Precisar

Cheguei em casa às 22h de domingo, pensando que precisava muito dormir. Quando acordei na segunda-feira, às 08h, pensei que precisava muito comer - e tomar um banho, me arrumar e sair de casa porque precisava ir trabalhar.E fui trabalhar porque preciso de uma casa para dormir, comida para comer e banhos quentes.

No caminho, notei que precisava que alguém dirigisse o ônibus por mim. E mesmo se eu mesma pudesse dirigir o meu próprio ônibus, ainda precisaria de alguém que transportasse a gasolina até aqui, de alguém que trabalhasse numa refinaria e alguém que revendesse tudo no posto. Pensei bem e notei que preciso de pessoas para todas as coisas e que ainda que no meu mundo perfeito elas sejam invisíveis, seu trabalho é essencial para que eu consiga fazer o meu e assim, comer, dormir e tomar um banho.

Hoje fui cercada pela consciência da minha necessidade: eu nunca vou ser independente, pelo menos não de verdade.
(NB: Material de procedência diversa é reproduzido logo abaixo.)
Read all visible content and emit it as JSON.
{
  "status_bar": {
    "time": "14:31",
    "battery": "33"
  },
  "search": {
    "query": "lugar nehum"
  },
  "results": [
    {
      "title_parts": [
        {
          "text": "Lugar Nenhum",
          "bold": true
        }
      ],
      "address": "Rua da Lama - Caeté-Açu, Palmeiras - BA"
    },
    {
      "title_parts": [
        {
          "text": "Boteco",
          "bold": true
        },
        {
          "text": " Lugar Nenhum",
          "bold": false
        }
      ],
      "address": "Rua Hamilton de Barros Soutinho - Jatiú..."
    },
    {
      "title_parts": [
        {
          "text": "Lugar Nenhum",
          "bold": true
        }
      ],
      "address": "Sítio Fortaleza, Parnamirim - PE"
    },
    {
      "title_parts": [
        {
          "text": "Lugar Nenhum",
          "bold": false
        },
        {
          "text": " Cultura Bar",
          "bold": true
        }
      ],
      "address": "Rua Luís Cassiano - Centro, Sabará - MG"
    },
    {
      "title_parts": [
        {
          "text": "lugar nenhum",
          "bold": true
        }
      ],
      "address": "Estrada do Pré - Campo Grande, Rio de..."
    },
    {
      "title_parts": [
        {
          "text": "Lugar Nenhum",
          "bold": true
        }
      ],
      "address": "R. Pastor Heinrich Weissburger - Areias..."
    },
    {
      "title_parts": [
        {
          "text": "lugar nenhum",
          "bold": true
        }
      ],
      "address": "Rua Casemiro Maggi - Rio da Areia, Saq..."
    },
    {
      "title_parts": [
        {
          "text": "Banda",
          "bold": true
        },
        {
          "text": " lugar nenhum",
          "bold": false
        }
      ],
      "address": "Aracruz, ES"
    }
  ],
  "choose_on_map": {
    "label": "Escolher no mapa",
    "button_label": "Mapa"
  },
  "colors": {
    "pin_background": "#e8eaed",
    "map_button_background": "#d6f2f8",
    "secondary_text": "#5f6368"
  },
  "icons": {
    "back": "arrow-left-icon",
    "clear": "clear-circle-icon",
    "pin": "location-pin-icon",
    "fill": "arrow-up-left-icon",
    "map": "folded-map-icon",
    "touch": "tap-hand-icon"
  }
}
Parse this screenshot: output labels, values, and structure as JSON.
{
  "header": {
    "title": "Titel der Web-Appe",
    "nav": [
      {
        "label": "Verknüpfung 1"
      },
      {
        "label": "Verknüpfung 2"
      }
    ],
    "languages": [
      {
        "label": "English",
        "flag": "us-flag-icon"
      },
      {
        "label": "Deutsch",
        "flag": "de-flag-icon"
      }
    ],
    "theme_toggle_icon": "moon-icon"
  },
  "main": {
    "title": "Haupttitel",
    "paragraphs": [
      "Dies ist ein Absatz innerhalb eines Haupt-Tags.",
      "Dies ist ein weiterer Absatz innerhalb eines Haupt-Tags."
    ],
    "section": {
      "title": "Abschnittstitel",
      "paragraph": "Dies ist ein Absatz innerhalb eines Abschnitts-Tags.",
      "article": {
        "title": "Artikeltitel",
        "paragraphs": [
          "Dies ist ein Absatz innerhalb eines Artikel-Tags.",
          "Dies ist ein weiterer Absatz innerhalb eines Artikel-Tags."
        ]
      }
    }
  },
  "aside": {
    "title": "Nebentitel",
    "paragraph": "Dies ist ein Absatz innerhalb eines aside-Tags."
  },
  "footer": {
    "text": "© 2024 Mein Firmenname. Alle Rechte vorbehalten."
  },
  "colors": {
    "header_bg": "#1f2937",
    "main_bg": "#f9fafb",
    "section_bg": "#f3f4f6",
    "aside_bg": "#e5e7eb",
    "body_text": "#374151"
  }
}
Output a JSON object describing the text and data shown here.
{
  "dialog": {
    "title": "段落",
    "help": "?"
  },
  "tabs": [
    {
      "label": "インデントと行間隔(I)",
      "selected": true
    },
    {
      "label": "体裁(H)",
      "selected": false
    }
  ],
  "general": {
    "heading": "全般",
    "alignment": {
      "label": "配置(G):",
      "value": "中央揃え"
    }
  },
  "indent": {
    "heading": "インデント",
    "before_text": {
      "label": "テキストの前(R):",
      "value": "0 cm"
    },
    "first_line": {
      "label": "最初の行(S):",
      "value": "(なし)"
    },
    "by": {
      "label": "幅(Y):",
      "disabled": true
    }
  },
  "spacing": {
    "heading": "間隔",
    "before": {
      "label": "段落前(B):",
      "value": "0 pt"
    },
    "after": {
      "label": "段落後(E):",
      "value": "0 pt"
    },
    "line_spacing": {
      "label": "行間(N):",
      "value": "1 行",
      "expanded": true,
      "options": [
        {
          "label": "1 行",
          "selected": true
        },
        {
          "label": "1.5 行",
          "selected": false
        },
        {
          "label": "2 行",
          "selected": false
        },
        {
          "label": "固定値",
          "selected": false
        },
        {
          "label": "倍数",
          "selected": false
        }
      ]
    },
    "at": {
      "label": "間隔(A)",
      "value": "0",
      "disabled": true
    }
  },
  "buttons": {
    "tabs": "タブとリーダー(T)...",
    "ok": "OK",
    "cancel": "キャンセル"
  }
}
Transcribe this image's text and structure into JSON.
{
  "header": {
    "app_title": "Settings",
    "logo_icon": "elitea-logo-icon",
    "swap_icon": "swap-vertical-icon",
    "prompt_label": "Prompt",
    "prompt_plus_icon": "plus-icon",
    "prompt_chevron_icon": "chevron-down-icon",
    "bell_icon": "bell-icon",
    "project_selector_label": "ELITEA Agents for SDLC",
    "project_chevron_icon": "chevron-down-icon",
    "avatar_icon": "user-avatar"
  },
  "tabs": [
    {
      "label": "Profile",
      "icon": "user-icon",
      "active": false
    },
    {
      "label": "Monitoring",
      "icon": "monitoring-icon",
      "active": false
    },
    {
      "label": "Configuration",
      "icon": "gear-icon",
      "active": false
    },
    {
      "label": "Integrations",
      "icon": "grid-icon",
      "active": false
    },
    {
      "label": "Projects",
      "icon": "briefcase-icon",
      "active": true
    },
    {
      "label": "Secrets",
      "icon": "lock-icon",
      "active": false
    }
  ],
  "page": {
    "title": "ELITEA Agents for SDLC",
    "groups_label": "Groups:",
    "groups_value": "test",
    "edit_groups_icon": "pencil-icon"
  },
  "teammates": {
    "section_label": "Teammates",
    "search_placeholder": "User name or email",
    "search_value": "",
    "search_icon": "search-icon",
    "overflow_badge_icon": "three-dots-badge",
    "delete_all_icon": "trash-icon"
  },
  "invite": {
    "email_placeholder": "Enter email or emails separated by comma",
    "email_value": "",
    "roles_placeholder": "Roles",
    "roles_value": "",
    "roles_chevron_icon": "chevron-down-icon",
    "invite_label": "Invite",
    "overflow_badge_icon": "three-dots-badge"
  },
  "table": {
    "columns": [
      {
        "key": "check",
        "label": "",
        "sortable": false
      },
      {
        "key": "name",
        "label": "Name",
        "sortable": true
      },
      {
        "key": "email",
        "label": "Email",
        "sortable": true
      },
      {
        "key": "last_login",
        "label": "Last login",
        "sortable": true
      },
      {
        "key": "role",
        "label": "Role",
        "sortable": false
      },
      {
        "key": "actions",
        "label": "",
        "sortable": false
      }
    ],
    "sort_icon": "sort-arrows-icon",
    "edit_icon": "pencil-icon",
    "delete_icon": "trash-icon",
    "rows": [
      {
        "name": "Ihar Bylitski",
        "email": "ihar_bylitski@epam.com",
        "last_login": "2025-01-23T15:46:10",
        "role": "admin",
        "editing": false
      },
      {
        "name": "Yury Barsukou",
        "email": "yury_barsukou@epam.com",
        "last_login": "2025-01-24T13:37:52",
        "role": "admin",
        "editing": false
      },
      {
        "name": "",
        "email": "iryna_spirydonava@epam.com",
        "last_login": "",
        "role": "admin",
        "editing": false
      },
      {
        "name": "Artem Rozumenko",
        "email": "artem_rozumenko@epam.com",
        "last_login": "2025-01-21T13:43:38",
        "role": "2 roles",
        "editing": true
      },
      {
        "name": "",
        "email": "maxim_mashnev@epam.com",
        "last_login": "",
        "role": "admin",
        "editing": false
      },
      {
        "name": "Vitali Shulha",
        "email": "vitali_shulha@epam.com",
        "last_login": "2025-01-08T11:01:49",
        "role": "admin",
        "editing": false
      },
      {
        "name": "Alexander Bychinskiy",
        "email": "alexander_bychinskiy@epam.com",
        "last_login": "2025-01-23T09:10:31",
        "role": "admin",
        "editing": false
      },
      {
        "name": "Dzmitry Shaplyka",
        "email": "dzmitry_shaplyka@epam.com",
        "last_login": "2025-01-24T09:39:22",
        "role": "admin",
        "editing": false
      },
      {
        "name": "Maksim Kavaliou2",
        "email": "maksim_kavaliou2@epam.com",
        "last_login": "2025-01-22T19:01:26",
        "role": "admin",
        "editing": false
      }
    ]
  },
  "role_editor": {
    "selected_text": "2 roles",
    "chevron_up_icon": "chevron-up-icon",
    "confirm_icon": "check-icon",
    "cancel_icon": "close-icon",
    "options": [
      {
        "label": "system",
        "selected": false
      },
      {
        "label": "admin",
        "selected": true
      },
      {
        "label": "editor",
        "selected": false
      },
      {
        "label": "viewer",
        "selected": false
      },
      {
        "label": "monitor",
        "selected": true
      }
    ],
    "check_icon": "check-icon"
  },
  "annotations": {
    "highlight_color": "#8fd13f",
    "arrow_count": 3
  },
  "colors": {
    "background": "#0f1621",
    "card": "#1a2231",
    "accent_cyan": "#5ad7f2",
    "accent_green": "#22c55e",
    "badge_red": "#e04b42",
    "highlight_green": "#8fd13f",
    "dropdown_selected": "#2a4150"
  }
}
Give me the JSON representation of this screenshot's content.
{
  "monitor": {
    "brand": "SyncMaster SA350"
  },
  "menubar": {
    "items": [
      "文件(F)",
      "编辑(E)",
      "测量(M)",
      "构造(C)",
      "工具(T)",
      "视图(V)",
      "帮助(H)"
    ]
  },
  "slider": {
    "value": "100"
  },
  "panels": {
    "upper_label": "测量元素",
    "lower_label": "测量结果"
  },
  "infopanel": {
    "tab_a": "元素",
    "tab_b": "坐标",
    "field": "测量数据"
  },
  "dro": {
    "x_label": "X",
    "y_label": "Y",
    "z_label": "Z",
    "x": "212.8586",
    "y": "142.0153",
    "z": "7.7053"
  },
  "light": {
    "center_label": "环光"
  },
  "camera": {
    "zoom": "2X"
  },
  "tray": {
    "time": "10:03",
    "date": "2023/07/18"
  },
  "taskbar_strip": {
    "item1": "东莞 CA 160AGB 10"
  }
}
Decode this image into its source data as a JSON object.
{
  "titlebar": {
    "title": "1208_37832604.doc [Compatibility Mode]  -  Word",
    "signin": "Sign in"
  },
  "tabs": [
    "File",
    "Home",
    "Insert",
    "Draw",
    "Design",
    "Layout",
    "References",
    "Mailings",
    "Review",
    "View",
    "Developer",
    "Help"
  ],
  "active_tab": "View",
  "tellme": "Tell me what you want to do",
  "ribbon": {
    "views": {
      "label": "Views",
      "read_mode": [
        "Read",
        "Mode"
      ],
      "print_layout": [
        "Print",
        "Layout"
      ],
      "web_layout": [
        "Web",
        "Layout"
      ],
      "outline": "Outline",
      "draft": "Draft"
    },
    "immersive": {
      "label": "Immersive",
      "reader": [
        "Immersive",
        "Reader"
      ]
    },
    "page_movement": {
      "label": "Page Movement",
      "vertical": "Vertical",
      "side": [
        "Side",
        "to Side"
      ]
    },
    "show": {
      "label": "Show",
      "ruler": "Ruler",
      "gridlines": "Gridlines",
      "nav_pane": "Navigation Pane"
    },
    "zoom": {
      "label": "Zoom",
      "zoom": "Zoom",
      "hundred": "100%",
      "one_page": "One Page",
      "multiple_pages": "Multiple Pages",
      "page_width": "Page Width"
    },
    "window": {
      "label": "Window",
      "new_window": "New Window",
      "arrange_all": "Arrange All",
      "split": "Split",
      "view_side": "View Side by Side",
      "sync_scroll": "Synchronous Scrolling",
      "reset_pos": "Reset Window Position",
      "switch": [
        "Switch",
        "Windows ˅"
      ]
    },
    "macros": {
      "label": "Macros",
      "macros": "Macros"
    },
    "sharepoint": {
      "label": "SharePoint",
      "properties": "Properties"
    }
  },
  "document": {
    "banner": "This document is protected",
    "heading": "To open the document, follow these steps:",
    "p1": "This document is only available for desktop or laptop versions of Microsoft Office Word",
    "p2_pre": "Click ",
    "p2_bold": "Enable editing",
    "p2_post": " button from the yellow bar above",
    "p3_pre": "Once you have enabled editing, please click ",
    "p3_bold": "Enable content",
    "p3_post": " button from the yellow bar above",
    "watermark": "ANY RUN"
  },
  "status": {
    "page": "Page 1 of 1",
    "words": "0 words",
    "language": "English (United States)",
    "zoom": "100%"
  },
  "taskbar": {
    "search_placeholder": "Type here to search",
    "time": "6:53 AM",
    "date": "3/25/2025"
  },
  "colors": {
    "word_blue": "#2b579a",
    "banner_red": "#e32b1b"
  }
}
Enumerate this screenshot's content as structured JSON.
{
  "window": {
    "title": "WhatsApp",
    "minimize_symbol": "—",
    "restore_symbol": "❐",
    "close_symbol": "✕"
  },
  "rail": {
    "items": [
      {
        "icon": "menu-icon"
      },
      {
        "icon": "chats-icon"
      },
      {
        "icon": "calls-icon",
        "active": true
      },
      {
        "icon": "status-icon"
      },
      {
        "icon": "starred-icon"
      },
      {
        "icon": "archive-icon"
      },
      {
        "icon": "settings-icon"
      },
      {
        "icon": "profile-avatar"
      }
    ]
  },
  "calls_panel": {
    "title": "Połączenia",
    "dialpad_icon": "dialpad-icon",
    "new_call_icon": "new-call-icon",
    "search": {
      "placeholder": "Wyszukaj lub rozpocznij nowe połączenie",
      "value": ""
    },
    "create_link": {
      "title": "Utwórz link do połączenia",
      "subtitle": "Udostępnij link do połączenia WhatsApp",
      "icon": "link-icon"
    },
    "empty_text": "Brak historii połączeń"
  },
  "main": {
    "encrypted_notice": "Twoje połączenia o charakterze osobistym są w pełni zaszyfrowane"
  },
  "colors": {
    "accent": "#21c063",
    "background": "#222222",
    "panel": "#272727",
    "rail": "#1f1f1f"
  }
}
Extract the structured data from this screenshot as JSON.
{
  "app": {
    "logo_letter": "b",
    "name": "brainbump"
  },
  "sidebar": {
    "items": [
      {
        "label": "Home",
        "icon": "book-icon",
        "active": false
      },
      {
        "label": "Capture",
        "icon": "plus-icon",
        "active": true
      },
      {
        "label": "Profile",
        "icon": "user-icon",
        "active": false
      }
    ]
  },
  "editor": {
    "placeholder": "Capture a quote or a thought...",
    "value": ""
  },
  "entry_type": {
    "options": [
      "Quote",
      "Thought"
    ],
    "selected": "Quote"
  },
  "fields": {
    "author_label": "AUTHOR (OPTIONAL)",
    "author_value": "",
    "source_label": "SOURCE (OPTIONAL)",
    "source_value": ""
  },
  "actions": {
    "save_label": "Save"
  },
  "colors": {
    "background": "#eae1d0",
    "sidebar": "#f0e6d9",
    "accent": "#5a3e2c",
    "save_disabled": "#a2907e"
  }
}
Eu posso até acumular bastante dinheiro e ser dona do meu próprio negócio, mas ainda assim precisaria de clientes. É um labirinto sem saída: nós precisamos das pessoas, das coisas, do tempo. Precisei que duas pessoas se amassem e quisessem me conceber para passar a existir - assim como todos os seres humanos, que precisaram vir a existência por meio de uma outra pessoa.

Nossa natureza humana é precisar - a natureza plena de Deus é autossuficiência, auto eficácia, auto existência. Deus só conhecer o “querer” - Alguém sem necessidades não pode ser movido por elas, apenas por seus próprios desejos - Desejos esses que, por sua vez, não podem estar corrompidos já que não partem de um lugar de desespero e muito menos, de maldade: a independência em seu estado puro e pleno.

Saber que Deus não precisa de nada me lembra que Ele não precisa de mim e não me deve, absolutamente, nada. Deus me deveria alguma coisa se algum dia eu tivesse feito algo realmente útil e necessário, que o salvasse de sua própria insuficiência ou suprisse uma falta qualquer. É impossível. A posição de precisar é exclusivamente minha e a de suprir, de maneira pura e que não tenha nunca dependido de um terceiro, é dEle.

Dizem por aí que viver em dependência é extremamente perigoso e deve ser evitado a qualquer custo: mas não se foge da verdade. A dependência nos lugares errados (drogas, no mais crível exemplo) significa morte, porque sufoca as reais necessidades de quem nós somos. A dependência natural de comida, afeto, teto e saúde nos lembra, nas ausências, de como somos frágeis e pequenos. A dependência verdadeira, em sua raiz, está em quem é a raiz de toda a existência: Deus. Nós dependemos de Deus, com ou sem crença, com ou sem vontade, com ou sem consciência. Dizer que não precisa de Deus é bradar aos ventos a própria ignorância e dar a oportunidade à natureza de uma boa risada.

Mas um Deus que não precisa de nada também não precisa de autoafirmação, a menos que seja seu desejo nos dar a honra da manifestação de Seu caráter nos lembrando, mais uma vez, o quão dependentes somos e nos acolhendo, por meio de Sua infinita graça, misericórdia e bondade.

Não há como esconder a pequenez e a humilhação diante dessas coisas - e a parte que me toca é saber que, disso, eu não preciso. A sinceridade dos joelhos vacilantes, das mãos marcadas e dos olhos com lágrimas me lembra que esse Deus se fez homem, na figura de Cristo, e sabe o meu lugar de depender.

Posso, por meio dEle, encontrar provisão às minhas necessidades - basta que diga o Seu Nome e ore por meio dEle.

A dependência do Deus bondoso é o lugar mais seguro dessa Terra.